Как-то однажды, возвращаясь с дачи в Москву, Михаил Владимирович задержался возле платформы, перед местными тетками, которые выложили на ящики рыжие осенние тыквы, яблоки и переросшую зелень. Одна из торговок привстала и ухватила дачника за рукав, как будто узнав в нем соседа или по меньшей мере знакомого. Сверкнув каким-то недобрым, с намечающимся бельмом, салатовым глазом, она предложила купить (помимо яблок и зелени)... живого мяукающего котенка и старый примус с бидончиком керосина в придачу. Все это находилось в замызганной, круглой коробке, видимо из-под шляп. Михаил Владимирович поднял брови и посмотрел вопросительно, свысока. «А вы случайно купите, — зачастила, оправдываясь, странная женщина, — и случайно принесите домой! Примус — рабочий, а котенок один остался... Все будут рады!» — и стала тыкать в розовый нос отвратительного, тщедушного, белого, похожего на лабораторную мышь, котенка. «Случайностей не бывает...» — сам в себе холодно рассудил Михаил Владимирович и даже не усмехнулся, хотя другой на его месте мог бы и похолодеть. Сохраняя абсолютнейшее спокойствие, он раздраженно купил килограмм душистой, обмельчавшей в наше время антоновки и уже на платформе, под свист подплывающей электрички, позволил себе прошептать: «Не надо примазываться, уважаемый!..»

Это был первый случай, когда Михаил Владимирович вступил в разговор с Михаилом Афанасьевичем, да и вообще признал существование последнего.

И тут что-то случилось...

Может быть, уже сам Михаил Афанасьевич рассердился на ту фамильярность, с какой обратился к нему Михаил Владимирович, а возможно, расстроился оттого, что однофамилец пренебрег посланными ему свыше подарками, но, так или иначе, далее произошло не совсем понятное следующее.

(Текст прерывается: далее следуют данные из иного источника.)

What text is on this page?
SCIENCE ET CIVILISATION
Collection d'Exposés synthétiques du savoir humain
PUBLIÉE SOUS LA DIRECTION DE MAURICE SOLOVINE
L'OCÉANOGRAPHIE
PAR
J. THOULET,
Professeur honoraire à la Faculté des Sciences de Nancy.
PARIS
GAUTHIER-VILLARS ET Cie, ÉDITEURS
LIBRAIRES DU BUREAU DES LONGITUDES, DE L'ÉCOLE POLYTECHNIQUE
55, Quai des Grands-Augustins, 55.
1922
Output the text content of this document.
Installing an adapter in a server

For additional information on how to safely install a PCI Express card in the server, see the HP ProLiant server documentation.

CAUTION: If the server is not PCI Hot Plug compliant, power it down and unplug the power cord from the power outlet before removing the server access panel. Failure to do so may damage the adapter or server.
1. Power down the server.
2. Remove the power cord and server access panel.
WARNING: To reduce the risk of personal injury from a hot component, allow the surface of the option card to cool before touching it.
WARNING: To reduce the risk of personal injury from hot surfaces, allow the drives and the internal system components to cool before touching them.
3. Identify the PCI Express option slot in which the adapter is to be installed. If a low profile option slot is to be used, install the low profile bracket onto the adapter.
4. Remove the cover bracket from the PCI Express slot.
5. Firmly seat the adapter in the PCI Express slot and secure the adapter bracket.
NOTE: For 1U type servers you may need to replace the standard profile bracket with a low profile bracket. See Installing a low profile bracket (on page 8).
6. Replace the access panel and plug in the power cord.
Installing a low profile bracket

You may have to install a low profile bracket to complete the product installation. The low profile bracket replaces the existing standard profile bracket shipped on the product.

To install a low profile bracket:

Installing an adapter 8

Не доехав несколько остановок до Москвы-Ярославской, Михаил Владимирович неожиданно вышел из электрички, сам не зная зачем, и, спустившись с платформы, в вечернем сумраке, как по наваждению, одними ногами, направился в глубь безликих спальных домов, хрущевских пятиэтажек, чувствуя, что идет не сам, а ноги как-то странно ведут его непонятно куда.

Подойдя к одной из этих замызганных пятиэтажек, Михаил Владимирович остановился возле подъезда номер четыре и, не думая, необъяснимо набрал правильный код, не зная его. Вошел в подъезд, постучал в квартиру прямо перед собой. Ему сразу открыли, как будто ждали его за дверью. Он вытянул, как под гипнозом, железнодорожный билет из кармана плаща и подал в черную руку — встречающий был африканец. Белые подушечки пальцев надорвали билет и вернули ему. Дверь за спиной Михаила Владимировича плавно закрылась сама, щелкнул замок.

Михаил Владимирович нашел гвоздь, вбитый в штукатурку прихожей с ободранными обоями, и повесил на него пакет с яблоками и плащ, невозмутимо, даже с некоторой иронией бормоча: «Ну-ну, уважаемый...»

Из комнаты, расположенной прямо перед входной дверью, появился китаец или вьетнамец, одетый по-пляжному и худющий до ребер, и протянул Михаилу Владимировичу рюмку, наполненную голубовато-мутным напитком. «Сколь!» — не растерялся Михаил Владимирович, опрокинул угощение в себя и отдал рюмку вьетнамо-китайцу, который тут же принялся жевать эту рюмку и, хрустя стеклом, скрылся в кухне.

«Так, так, фокусник появился...» — подумал Михаил Владимирович, как это думает человек, который не бывал долгое время в каком-то месте и теперь осматривается — не изменилось ли что-нибудь здесь, все ли в порядке?

Но все было в порядке. Из другой комнаты, расположенной слева, выплыла молодая женщина, одетая в длинное, фиолетовое, глубоко открытое платье. Лебединую шею ее обвивала тонкая зеленая змейка, покачивающая желтой головкой. Обе зашипели на гостя, но безобидно, с оттенком ласки, как будто соскучились. Михаил Владимирович в ответ подмигнул обеим. Тут еще, пока он топтался в прихожей, из этой же комнаты в кухню просеменила старушка в черном, держа и покачивая перед собой небольшую куклу, тоже одетую в черное; у куклы открывались и закрывались голубые глаза.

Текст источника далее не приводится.